Top panel: Density of neutral buoyancy of eggs from 16 species of fish in relation to the salinity of water during gonadal maturation, egg fertilisation and egg incubation in local spawning areas. Solid line: linear regression model; dashed lines: 95% prediction limits. Regression statistics: y = 0.0009*x+1.0029; R2adj. = 0.87; P<0.0001; residual mean square error SDest = 0.0026; N = 336. Species codes: 1 = Cynoscion nebulosus spotted seatrout, 2 = Enchelyopus cimbrius fourbeard rockling, 3 = Engraulis encrasicolus European anchovy, 4 = Gadus morhua cod, 5 = Hippoglossoides platessoides American plaice, 6 = Limanda limanda dab, 7 = Platichthys flesus flounder, 8 = Pleuronectes platessa European plaice, 9 = Pomatus saltatrix bluefish, 10 = Sarda sarda bonito, 11 = Sardina pilchardus sardine, 12 = Scomber scombrus Atlantic mackerel, 13 = Sprattus sprattus sprat, 14 = Thunnus orientalis Pacific bluefin tuna, 15 = Thunnus thynnus Atlantic bluefin tuna, 16 = Xiphias gladius swordfish. Bottom panel: same as top panel, except that salinities were atypical of those in local spawning areas because adults were transferred to nonlocal salinities for gonadal development, spawning and fertilisation, eggs were fertilised and/or incubated at nonlocal salinities, or eggs were captured at sea and then transferred to nonlocal salinities for buoyancy measurements. The relationship is not statistically significant (P = 0.14; N = 99). Species codes (N = 7) as above. Populations and data sources given in Figure 3 and Supplementary Table 1.
Figure 5.
Analytical solution of the distribution of sinking bluefin tuna eggs in the Black Sea over time (0–48h).

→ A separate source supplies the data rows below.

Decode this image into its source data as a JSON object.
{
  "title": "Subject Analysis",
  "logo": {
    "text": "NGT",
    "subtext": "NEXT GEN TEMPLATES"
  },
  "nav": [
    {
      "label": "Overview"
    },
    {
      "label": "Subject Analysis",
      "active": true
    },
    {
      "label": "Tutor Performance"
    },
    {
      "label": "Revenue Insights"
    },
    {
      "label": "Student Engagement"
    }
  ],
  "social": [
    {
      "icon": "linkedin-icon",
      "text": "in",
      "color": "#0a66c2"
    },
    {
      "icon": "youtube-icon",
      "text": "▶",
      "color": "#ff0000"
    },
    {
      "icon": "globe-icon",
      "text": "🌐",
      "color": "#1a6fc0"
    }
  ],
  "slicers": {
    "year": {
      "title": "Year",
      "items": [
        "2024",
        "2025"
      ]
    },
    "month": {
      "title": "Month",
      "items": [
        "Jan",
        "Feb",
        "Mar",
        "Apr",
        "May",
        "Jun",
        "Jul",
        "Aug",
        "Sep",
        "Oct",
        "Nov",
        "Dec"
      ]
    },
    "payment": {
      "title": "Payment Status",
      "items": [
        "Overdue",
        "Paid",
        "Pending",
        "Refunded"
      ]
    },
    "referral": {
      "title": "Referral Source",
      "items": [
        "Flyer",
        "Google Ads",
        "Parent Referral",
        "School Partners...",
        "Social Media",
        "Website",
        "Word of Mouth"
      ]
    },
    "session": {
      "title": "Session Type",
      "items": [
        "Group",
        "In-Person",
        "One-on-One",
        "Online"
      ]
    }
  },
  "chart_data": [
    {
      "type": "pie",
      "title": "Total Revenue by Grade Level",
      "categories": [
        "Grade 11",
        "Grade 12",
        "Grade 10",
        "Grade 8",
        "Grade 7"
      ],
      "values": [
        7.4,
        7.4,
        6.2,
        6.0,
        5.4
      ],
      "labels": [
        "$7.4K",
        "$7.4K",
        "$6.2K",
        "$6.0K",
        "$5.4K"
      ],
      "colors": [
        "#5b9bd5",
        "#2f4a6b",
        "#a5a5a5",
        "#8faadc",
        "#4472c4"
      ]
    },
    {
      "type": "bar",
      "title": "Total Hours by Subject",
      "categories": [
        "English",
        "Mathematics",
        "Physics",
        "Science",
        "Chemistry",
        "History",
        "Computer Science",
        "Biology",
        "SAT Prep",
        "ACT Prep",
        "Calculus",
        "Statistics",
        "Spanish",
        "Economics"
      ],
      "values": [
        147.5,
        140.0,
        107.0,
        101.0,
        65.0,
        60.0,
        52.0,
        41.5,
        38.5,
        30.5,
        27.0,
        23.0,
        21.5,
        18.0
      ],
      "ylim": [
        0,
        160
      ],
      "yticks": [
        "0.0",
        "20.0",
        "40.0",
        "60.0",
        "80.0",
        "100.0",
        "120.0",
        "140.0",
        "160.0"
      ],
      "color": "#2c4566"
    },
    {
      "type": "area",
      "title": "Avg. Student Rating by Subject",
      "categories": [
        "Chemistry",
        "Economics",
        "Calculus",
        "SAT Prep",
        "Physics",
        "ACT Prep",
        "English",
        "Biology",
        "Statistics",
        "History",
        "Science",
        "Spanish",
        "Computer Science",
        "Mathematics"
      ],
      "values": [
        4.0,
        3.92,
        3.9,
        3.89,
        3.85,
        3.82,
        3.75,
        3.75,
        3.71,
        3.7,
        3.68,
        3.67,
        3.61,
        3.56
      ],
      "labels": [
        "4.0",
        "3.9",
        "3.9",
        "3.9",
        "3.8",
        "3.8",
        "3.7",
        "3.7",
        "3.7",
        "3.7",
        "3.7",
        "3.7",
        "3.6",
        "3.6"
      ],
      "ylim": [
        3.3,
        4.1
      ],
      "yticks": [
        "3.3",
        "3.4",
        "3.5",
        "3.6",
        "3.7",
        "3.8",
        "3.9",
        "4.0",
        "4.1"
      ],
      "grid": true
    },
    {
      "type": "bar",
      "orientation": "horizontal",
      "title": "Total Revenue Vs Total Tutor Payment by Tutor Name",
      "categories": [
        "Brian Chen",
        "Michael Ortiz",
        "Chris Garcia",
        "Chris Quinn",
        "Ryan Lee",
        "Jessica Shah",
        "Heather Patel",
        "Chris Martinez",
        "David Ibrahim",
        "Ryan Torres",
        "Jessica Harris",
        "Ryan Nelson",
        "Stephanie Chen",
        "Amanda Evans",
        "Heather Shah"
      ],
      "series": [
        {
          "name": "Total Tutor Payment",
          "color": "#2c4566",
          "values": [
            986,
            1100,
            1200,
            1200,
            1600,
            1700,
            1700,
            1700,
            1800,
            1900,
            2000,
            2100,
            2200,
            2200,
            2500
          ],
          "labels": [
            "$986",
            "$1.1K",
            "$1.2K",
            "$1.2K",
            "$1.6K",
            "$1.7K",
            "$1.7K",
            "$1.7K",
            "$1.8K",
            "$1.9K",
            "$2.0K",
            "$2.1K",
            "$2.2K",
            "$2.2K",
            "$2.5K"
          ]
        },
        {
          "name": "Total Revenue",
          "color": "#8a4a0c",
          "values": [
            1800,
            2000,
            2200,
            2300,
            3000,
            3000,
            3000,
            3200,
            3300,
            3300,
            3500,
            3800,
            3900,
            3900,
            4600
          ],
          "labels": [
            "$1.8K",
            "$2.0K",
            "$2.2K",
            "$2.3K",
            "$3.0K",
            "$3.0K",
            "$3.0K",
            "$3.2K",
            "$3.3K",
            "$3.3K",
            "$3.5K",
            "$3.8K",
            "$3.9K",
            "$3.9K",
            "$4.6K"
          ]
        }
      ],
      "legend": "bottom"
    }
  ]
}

Particles have been released at time t0 and depth z0 = 5 m with an initial concentration C0 and terminal velocity W = 1 mm s−1, corresponding to egg density = 1019 kg m−3.
Figure 6.
Simulated vertical distribution of bluefin tuna eggs at different times and specific gravities under modest wind-induced mixing.
Panels from top to bottom represent simulations for egg densities ρS = 1019, 1017 and 1015.7 kg m−3. Particle concentration calculated from the average number of particles passing the numerical box of 1 m side between two time steps (dt = 60 seconds).
Figure 7.
Time after which no bluefin tuna eggs remain in the upper 10 m of the numerical domain vs. egg density.
For densities ρS ≤1012 kg m−3 some eggs can remain within the upper 10 m during 48 h, even under modest wind-induced mixing. The proportion of eggs remaining is linearly scaled to symbol size for the black circles; white circles indicate 0% of eggs remaining in upper 10 m. Solid and dashed lines represent simulations assuming long-term mean and mean +1 SD of density profile as estimated by GAM of World Ocean Atlas data. The solid and dashed lines for densities ρS ≤1012 kg m−3 are shown plotted at 48−2 and 48+2 hours for clarity. Horizontal bars below figure indicate ranges of measured buoyancies of fish eggs in the Black Sea [20] and for bluefin tuna eggs in the Mediterranean Sea and near Japan.